Jack, przeczytaj to co napisałeś: "Myślę, że ktoś kupił dużo pod dywidendę z myślą, że kurs szybko wróci do poziomu sprzed wypłaty dywidendy. Nie wrócił więc teraz wywala. Stąd mielenie. Jak się wypróżni do końca to ODLOT."
i powiedz mi jeśli ten ktoś (uwielbiam te tajemnicze określenia) teraz wywala i kurs nie rośnie, to dlaczego miałby rosnąć z niższych poziomów? tylko dlatego, że jest taniej niż dzisiaj? podaj mi choć jeden inny powód.

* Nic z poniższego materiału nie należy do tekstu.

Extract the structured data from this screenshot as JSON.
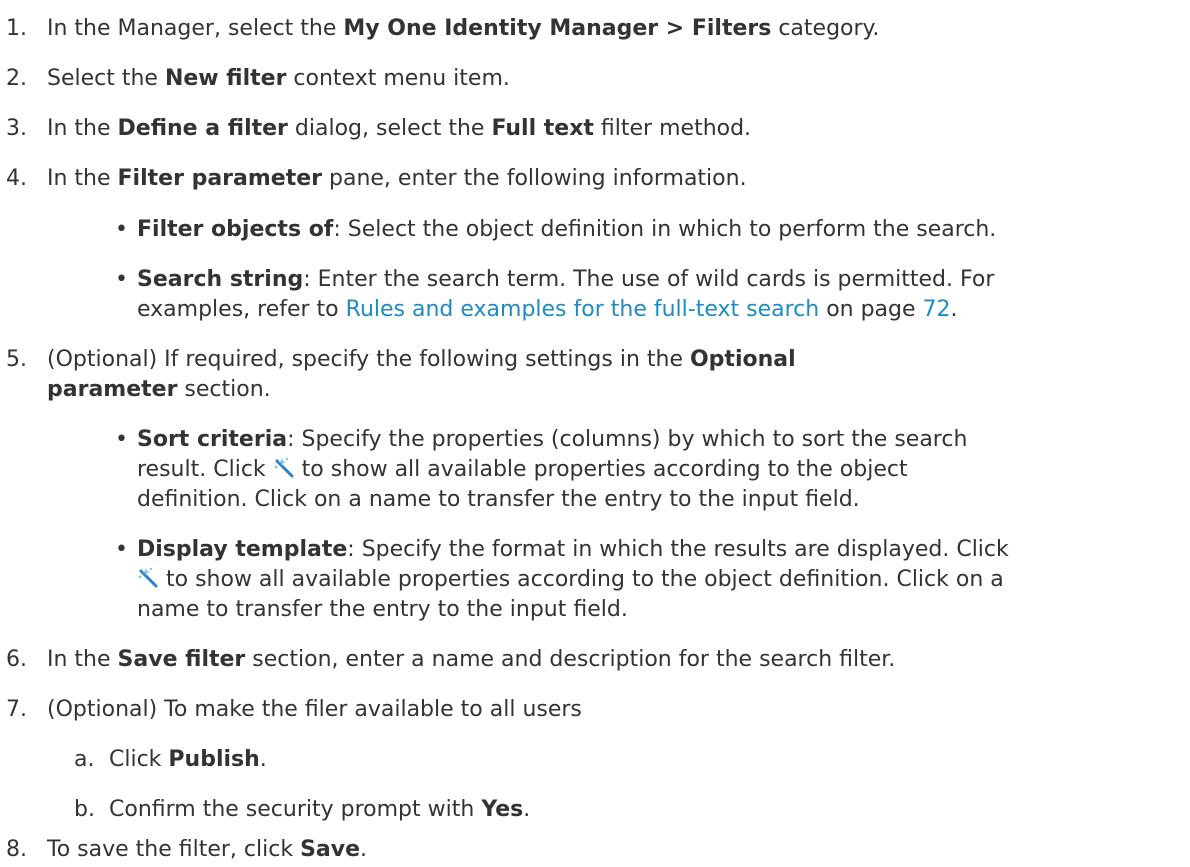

po drugie : ten tajemniczy ktoś musi być naprawdę niezbyt mądry jeśli sądził, że "kurs szybko wróci do poziomu sprzed wypłaty dywidendy". jeśli już wywala to miał nadzieję na ten wzrost w ciągu jednego/dwóch dni? wow - toż to cuda wianki, tym bardziej przy spółce, która sprzedaje miesięcznie kilka/kilkanaście opakowań Endotelio na allegro i może kilkadziesiąt w USA.

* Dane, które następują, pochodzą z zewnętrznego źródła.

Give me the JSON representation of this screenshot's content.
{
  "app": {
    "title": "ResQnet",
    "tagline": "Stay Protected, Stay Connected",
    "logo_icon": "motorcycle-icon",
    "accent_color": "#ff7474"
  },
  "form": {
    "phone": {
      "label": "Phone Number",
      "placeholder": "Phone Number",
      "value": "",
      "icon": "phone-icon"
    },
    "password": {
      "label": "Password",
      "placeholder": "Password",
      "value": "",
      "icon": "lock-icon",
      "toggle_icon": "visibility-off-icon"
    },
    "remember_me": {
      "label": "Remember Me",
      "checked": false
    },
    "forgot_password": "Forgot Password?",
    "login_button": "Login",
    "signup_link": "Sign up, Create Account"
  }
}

po trzecie: piszesz "kupił dużo".jeśli jest rozczarowany, to też dużo musi sprzedać. jeśli nie chce zbić mocno kursu to twoje mielenie będzie trwało bardzo, bardzo długo. i wielu (może i ty) nie doczeka ODLOTU. jest jeszcze druga (zawsze możliwa opcja) - będzie się spieszył i zbije kurs szybko i do niskich poziomów.

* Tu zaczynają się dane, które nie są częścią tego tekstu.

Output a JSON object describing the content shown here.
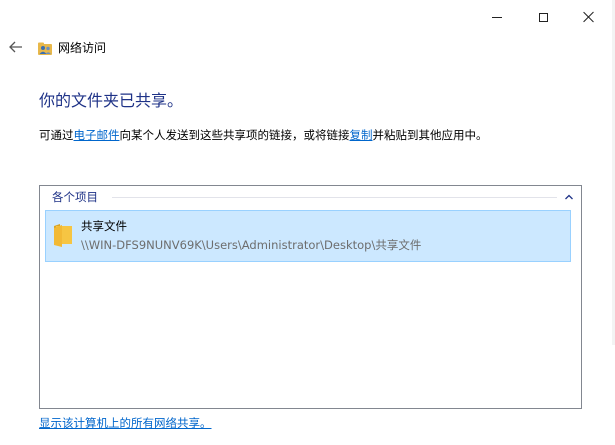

p.s. a tak naprawdę to twój tok rozumowania rozwala to:
zacytuję tytuł twojego posta "Od dziś żmudna wspinaczka w górę". a w odpowiedzi do mnie piszesz "...Stąd mielenie. Jak się wypróżni do końca to ODLOT." czy możesz się zdecydować? będzie żmudna wspinaczka czy ODLOT?